13.04.2023 - The new national cyberstrategy (NCS) was approved by the Federal Council during its meeting on 5 April 2023 and by the cantons during today's plenary session of the CCJPD. The strategy sets out the objectives and measures with which the federal government and the cantons, together with the business community and universities, intend to counter cyberthreats. A steering committee will be established to plan and coordinate the implementation of the strategy, and will also refine it. Its role is to be expanded and its independence increased.
Cybersecurity is becoming increasingly important in everyday life and affects each and every one of us. In order to boost Switzerland's resilience and effectively counter cyberthreats, cooperation between the federal government, the business community, the cantons and universities is key. The new cyberstrategy approved by the Federal Council and the cantons, which replaces the previous strategy, establishes the framework for this and defines common objectives and measures. Switzerland has already successfully implemented many measures since the first strategy to protect against cyber-risks was launched around a decade ago. For example, the federal government has continuously expanded the competent organisations and created viable structures.
A broad-based cyberstrategy
The new cyberstrategy builds on the work of the first two strategies, adding content and precision where necessary. Overall, the strategy defines 17 measures, each of which contributes to the five strategic objectives of "empowerment", "secure digital services and infrastructures", "effective detection, prevention, management and defence against cyberincidents", "effective prosecution of cybercrime" and "leading role in international cooperation".

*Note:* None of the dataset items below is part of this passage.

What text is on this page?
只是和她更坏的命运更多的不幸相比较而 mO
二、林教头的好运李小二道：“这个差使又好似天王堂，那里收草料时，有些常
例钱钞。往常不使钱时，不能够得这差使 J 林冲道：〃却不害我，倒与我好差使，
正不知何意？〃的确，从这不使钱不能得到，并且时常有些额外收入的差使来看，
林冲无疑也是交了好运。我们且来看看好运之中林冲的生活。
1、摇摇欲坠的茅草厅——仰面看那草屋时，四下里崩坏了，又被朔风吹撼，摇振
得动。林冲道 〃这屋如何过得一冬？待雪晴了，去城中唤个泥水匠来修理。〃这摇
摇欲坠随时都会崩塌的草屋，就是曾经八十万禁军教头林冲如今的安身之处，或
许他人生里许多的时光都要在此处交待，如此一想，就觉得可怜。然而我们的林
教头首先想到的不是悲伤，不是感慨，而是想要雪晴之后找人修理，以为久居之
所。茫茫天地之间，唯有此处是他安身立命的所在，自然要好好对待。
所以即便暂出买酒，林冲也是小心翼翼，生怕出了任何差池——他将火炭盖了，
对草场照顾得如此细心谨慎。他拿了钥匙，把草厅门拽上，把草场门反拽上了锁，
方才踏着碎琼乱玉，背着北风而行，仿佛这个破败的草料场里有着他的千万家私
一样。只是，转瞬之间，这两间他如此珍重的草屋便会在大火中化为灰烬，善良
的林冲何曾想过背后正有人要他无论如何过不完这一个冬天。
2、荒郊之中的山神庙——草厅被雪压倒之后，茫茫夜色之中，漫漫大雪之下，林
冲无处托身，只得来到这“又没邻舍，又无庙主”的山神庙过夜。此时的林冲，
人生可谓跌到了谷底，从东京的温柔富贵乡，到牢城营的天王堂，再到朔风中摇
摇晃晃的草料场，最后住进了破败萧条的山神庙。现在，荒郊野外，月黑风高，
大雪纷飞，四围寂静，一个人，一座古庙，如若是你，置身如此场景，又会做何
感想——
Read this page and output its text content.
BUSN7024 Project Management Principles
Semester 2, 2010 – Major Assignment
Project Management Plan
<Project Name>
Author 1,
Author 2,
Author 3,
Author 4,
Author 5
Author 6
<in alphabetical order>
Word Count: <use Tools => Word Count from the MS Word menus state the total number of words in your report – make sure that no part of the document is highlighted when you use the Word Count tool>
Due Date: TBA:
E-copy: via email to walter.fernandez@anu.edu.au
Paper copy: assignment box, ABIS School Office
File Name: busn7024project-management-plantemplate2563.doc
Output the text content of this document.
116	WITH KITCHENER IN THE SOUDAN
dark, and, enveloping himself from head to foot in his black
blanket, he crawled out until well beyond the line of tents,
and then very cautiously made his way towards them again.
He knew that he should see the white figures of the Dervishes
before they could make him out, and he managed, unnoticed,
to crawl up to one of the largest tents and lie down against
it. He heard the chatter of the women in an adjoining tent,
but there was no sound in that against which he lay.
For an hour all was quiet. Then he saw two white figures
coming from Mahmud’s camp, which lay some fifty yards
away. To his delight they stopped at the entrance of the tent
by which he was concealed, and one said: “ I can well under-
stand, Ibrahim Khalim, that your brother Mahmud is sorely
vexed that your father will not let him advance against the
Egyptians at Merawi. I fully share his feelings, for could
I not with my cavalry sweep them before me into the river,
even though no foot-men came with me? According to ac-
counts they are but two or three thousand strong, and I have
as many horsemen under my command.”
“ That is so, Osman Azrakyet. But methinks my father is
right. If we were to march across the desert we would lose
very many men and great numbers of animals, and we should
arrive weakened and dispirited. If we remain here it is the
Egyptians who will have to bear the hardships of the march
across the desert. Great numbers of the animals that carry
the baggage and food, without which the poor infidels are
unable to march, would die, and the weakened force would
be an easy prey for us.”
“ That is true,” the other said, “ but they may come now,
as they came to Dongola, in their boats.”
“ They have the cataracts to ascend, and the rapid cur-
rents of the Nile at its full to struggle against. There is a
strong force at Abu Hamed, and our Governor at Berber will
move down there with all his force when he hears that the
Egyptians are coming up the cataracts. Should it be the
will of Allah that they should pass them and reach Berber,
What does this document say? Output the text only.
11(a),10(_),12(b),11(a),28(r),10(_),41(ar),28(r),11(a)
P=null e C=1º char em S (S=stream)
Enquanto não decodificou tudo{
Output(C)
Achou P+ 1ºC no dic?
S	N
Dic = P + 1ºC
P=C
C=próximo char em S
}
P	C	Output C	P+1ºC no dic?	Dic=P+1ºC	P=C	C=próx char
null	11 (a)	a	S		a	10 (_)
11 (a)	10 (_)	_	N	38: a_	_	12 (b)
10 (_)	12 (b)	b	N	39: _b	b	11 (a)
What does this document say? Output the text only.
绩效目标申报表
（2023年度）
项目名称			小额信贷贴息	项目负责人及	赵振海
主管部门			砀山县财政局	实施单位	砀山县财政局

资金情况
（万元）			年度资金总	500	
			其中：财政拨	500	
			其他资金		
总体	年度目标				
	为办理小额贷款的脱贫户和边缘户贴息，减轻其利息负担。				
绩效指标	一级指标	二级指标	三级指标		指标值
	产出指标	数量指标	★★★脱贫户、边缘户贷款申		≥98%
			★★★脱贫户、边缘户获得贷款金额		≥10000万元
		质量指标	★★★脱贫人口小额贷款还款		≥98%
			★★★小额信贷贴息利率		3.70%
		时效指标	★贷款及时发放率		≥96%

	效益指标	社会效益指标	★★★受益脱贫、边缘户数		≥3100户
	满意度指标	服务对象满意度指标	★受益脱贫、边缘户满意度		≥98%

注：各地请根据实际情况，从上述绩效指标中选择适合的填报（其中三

The strategy was prepared with the involvement of over a hundred experts from the cantons, the business community, universities, society and the federal government. It is no longer limited in time, but it will be updated if the environment or the political framework changes. In addition, the National Cybersecurity Centre (NCSC) will continue to perform a fundamental review every five years, to ascertain whether the strategy sets out the right objectives and measures, or whether adjustments are necessary.
A steering committee to oversee implementation
As with the previous strategies for the protection of Switzerland against cyber-risks, a steering committee will oversee the implementation of the new cyberstrategy and draw up an implementation plan for the measures in consultation with the key players. The effectiveness assessment of the previous strategy indicated that strategic steering by the committee needs to be enhanced. As a result, its role will be expanded and its independence increased. The steering committee is made up of experts from the various areas of cybersecurity and aims to bring together the concerns of the cantons, the business community, society, universities and the federal government. To enable it to perform its tasks independently, it will be chaired by someone from outside the federal government. The Federal Department of Defence, Civil Protection and Sport (DDPS) will submit a proposal to the Federal Council by autumn 2023 for the composition of the steering committee and its leadership. The NCSC will take over the NCS office in order to ensure close cooperation with the administrative units. The implementation work will be financed by the competent players.